Ему еще довелось качать внука на коленях и, видя, как он быстро растет, всякий раз удивляться.
- А ведь верно: сын Зевса, а значит, брат Геркулеса? Силач! Настоящий силач! Он еще задушит своего льва.
- Хорошо, что он успел застать Лёку, - наклонясь к Тине, шепнул Ларионов и бросил на голую крышку скользкий ком глины. Он не разрешил обшивать гроб красным и белого не хотел.
- Это не смерть, - покидая кладбище, покачала головой Тина. - Нет! Это уход. Он еще подаст нам знак. Попомни.
- Теперь мы одни на всем свете: ты, я и Лёка, - прижимаясь к ее плечу, уронил Ларионов. В последнее время он часто задумывался о смерти, а тут вдруг понял окончательно и бесповоротно, чем кончается все. Куча вязкой глины, засыпанная увядающими цветами, ленты унылого кумача и едва уловимый, мнимый скорее, запах мокрых астр. Белые с ржавчинкой лепестки дышат дождями и тлением, словно вобрали в себя всю сырость нависших туч и раскисшей кладбищенской почвы. - Осторожно, не поскользнись...

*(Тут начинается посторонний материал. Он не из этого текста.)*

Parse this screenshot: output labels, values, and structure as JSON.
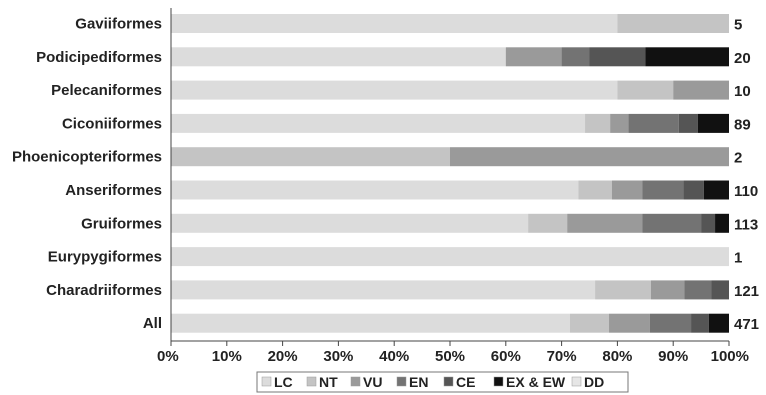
{
  "chart_data": {
    "type": "bar",
    "orientation": "horizontal",
    "stacked": true,
    "normalized": true,
    "categories": [
      "Gaviiformes",
      "Podicipediformes",
      "Pelecaniformes",
      "Ciconiiformes",
      "Phoenicopteriformes",
      "Anseriformes",
      "Gruiformes",
      "Eurypygiformes",
      "Charadriiformes",
      "All"
    ],
    "counts": [
      "5",
      "20",
      "10",
      "89",
      "2",
      "110",
      "113",
      "1",
      "121",
      "471"
    ],
    "series": [
      {
        "name": "LC",
        "color": "#dcdcdc",
        "values": [
          80,
          60,
          80,
          74.2,
          0,
          73,
          64,
          100,
          76,
          71.5
        ]
      },
      {
        "name": "NT",
        "color": "#c4c4c4",
        "values": [
          20,
          0,
          10,
          4.5,
          50,
          6,
          7,
          0,
          10,
          7
        ]
      },
      {
        "name": "VU",
        "color": "#9a9a9a",
        "values": [
          0,
          10,
          10,
          3.3,
          50,
          5.5,
          13.5,
          0,
          6,
          7.3
        ]
      },
      {
        "name": "EN",
        "color": "#737373",
        "values": [
          0,
          5,
          0,
          9,
          0,
          7.3,
          10.5,
          0,
          4.8,
          7.4
        ]
      },
      {
        "name": "CE",
        "color": "#555555",
        "values": [
          0,
          10,
          0,
          3.4,
          0,
          3.7,
          2.5,
          0,
          3.2,
          3.2
        ]
      },
      {
        "name": "EX & EW",
        "color": "#111111",
        "values": [
          0,
          15,
          0,
          5.6,
          0,
          4.5,
          2.5,
          0,
          0,
          3.6
        ]
      },
      {
        "name": "DD",
        "color": "#e6e6e6",
        "values": [
          0,
          0,
          0,
          0,
          0,
          0,
          0,
          0,
          0,
          0
        ]
      }
    ],
    "x_ticks": [
      "0%",
      "10%",
      "20%",
      "30%",
      "40%",
      "50%",
      "60%",
      "70%",
      "80%",
      "90%",
      "100%"
    ],
    "xlim": [
      0,
      100
    ],
    "grid": false,
    "legend_position": "bottom"
  }
}
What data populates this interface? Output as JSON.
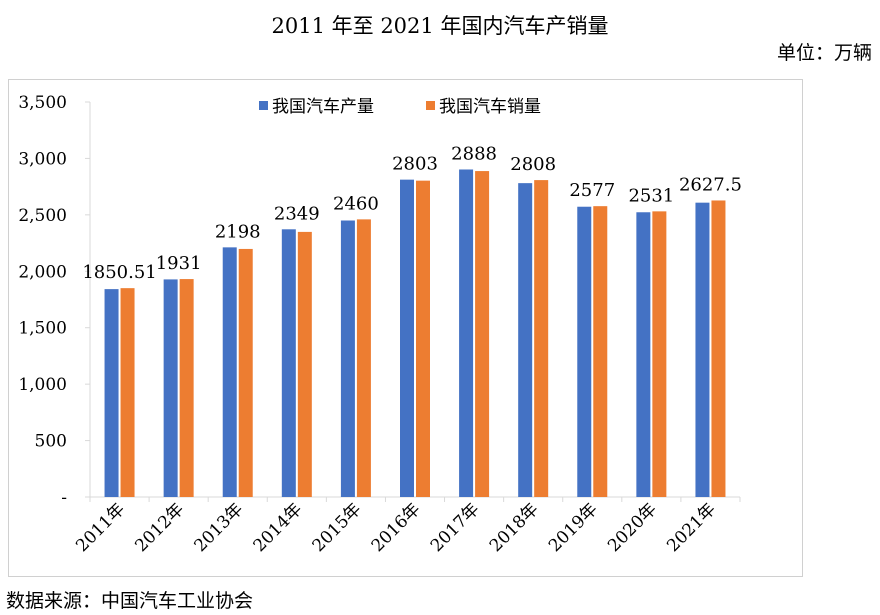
{
  "header": {
    "title": "2011 年至 2021 年国内汽车产销量",
    "unit": "单位：万辆"
  },
  "footer": {
    "source": "数据来源：中国汽车工业协会"
  },
  "colors": {
    "production": "#4472C4",
    "sales": "#ED7D31",
    "axis": "#d9d9d9"
  },
  "chart_data": {
    "type": "bar",
    "title": "2011 年至 2021 年国内汽车产销量",
    "ylabel": "单位：万辆",
    "xlabel": "",
    "ylim": [
      0,
      3500
    ],
    "yticks": [
      0,
      500,
      1000,
      1500,
      2000,
      2500,
      3000,
      3500
    ],
    "ytick_labels": [
      "-",
      "500",
      "1,000",
      "1,500",
      "2,000",
      "2,500",
      "3,000",
      "3,500"
    ],
    "grid": false,
    "legend_position": "top",
    "categories": [
      "2011年",
      "2012年",
      "2013年",
      "2014年",
      "2015年",
      "2016年",
      "2017年",
      "2018年",
      "2019年",
      "2020年",
      "2021年"
    ],
    "series": [
      {
        "name": "我国汽车产量",
        "values": [
          1842,
          1928,
          2212,
          2372,
          2450,
          2812,
          2902,
          2781,
          2572,
          2523,
          2608
        ]
      },
      {
        "name": "我国汽车销量",
        "values": [
          1850.51,
          1931,
          2198,
          2349,
          2460,
          2803,
          2888,
          2808,
          2577,
          2531,
          2627.5
        ]
      }
    ],
    "data_labels": [
      "1850.51",
      "1931",
      "2198",
      "2349",
      "2460",
      "2803",
      "2888",
      "2808",
      "2577",
      "2531",
      "2627.5"
    ]
  }
}
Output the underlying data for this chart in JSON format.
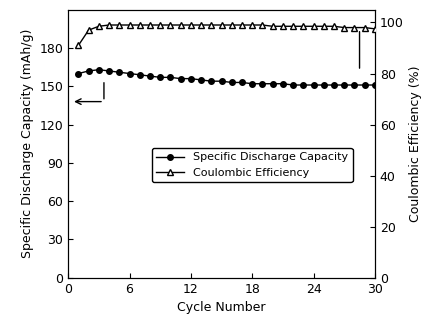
{
  "title": "",
  "xlabel": "Cycle Number",
  "ylabel_left": "Specific Discharge Capacity (mAh/g)",
  "ylabel_right": "Coulombic Efficiency (%)",
  "xlim": [
    0,
    30
  ],
  "ylim_left": [
    0,
    210
  ],
  "ylim_right": [
    0,
    105
  ],
  "yticks_left": [
    0,
    30,
    60,
    90,
    120,
    150,
    180
  ],
  "yticks_right": [
    0,
    20,
    40,
    60,
    80,
    100
  ],
  "xticks": [
    0,
    6,
    12,
    18,
    24,
    30
  ],
  "cycles": [
    1,
    2,
    3,
    4,
    5,
    6,
    7,
    8,
    9,
    10,
    11,
    12,
    13,
    14,
    15,
    16,
    17,
    18,
    19,
    20,
    21,
    22,
    23,
    24,
    25,
    26,
    27,
    28,
    29,
    30
  ],
  "discharge_capacity": [
    160,
    162,
    163,
    162,
    161,
    160,
    159,
    158,
    157,
    157,
    156,
    156,
    155,
    154,
    154,
    153,
    153,
    152,
    152,
    152,
    152,
    151,
    151,
    151,
    151,
    151,
    151,
    151,
    151,
    151
  ],
  "coulombic_efficiency": [
    91,
    97,
    98.5,
    99,
    99,
    99,
    99,
    99,
    99,
    99,
    99,
    99,
    99,
    99,
    99,
    99,
    99,
    99,
    99,
    98.5,
    98.5,
    98.5,
    98.5,
    98.5,
    98.5,
    98.5,
    98,
    98,
    98,
    97.5
  ],
  "capacity_color": "#000000",
  "efficiency_color": "#000000",
  "background_color": "#ffffff",
  "fontsize_axis_label": 9,
  "fontsize_tick": 9,
  "fontsize_legend": 8
}
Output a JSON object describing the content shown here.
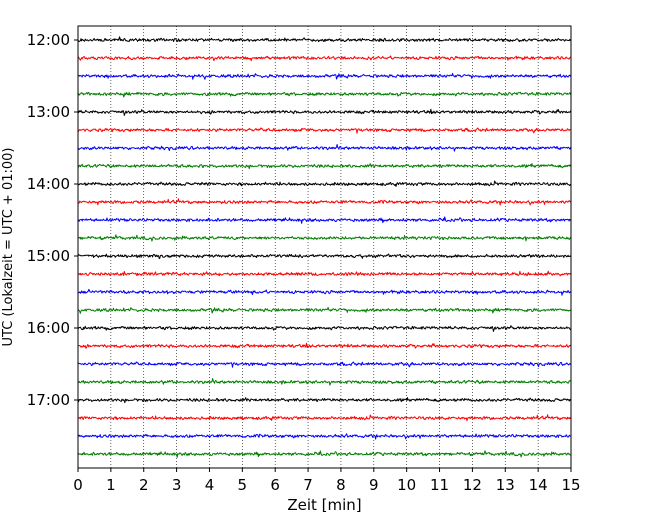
{
  "chart_data": {
    "type": "line",
    "title": "",
    "xlabel": "Zeit  [min]",
    "ylabel": "UTC (Lokalzeit = UTC + 01:00)",
    "xlim": [
      0,
      15
    ],
    "x_ticks": [
      0,
      1,
      2,
      3,
      4,
      5,
      6,
      7,
      8,
      9,
      10,
      11,
      12,
      13,
      14,
      15
    ],
    "x_tick_labels": [
      "0",
      "1",
      "2",
      "3",
      "4",
      "5",
      "6",
      "7",
      "8",
      "9",
      "10",
      "11",
      "12",
      "13",
      "14",
      "15"
    ],
    "y_tick_labels": [
      "12:00",
      "13:00",
      "14:00",
      "15:00",
      "16:00",
      "17:00"
    ],
    "grid": "vertical dotted",
    "trace_interval_minutes": 15,
    "traces": [
      {
        "start": "12:00",
        "color": "#000000"
      },
      {
        "start": "12:15",
        "color": "#ff0000"
      },
      {
        "start": "12:30",
        "color": "#0000ff"
      },
      {
        "start": "12:45",
        "color": "#007f00"
      },
      {
        "start": "13:00",
        "color": "#000000"
      },
      {
        "start": "13:15",
        "color": "#ff0000"
      },
      {
        "start": "13:30",
        "color": "#0000ff"
      },
      {
        "start": "13:45",
        "color": "#007f00"
      },
      {
        "start": "14:00",
        "color": "#000000"
      },
      {
        "start": "14:15",
        "color": "#ff0000"
      },
      {
        "start": "14:30",
        "color": "#0000ff"
      },
      {
        "start": "14:45",
        "color": "#007f00"
      },
      {
        "start": "15:00",
        "color": "#000000"
      },
      {
        "start": "15:15",
        "color": "#ff0000"
      },
      {
        "start": "15:30",
        "color": "#0000ff"
      },
      {
        "start": "15:45",
        "color": "#007f00"
      },
      {
        "start": "16:00",
        "color": "#000000"
      },
      {
        "start": "16:15",
        "color": "#ff0000"
      },
      {
        "start": "16:30",
        "color": "#0000ff"
      },
      {
        "start": "16:45",
        "color": "#007f00"
      },
      {
        "start": "17:00",
        "color": "#000000"
      },
      {
        "start": "17:15",
        "color": "#ff0000"
      },
      {
        "start": "17:30",
        "color": "#0000ff"
      },
      {
        "start": "17:45",
        "color": "#007f00"
      }
    ]
  }
}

В ту ночь, после похорон, они молча лежали, оцепенев от бессонницы, переполненные муторной тоской. Только перед самым рассветом Антон ненадолго провалился в глухой, затягивающий омут. Погружаясь все глубже и глубже, он вдруг очутился в пустой незнакомой комнате перед тусклым, затянутым пропыленной паутиной зеркалом от пола и почти до самого потолка. Из сумеречной бесконечности на него глядел седой старик с впалыми невыбритыми щеками и слезящимися глазами. Он не сразу узнал себя, а узнав, ужаснулся и пробудился от собственного крика.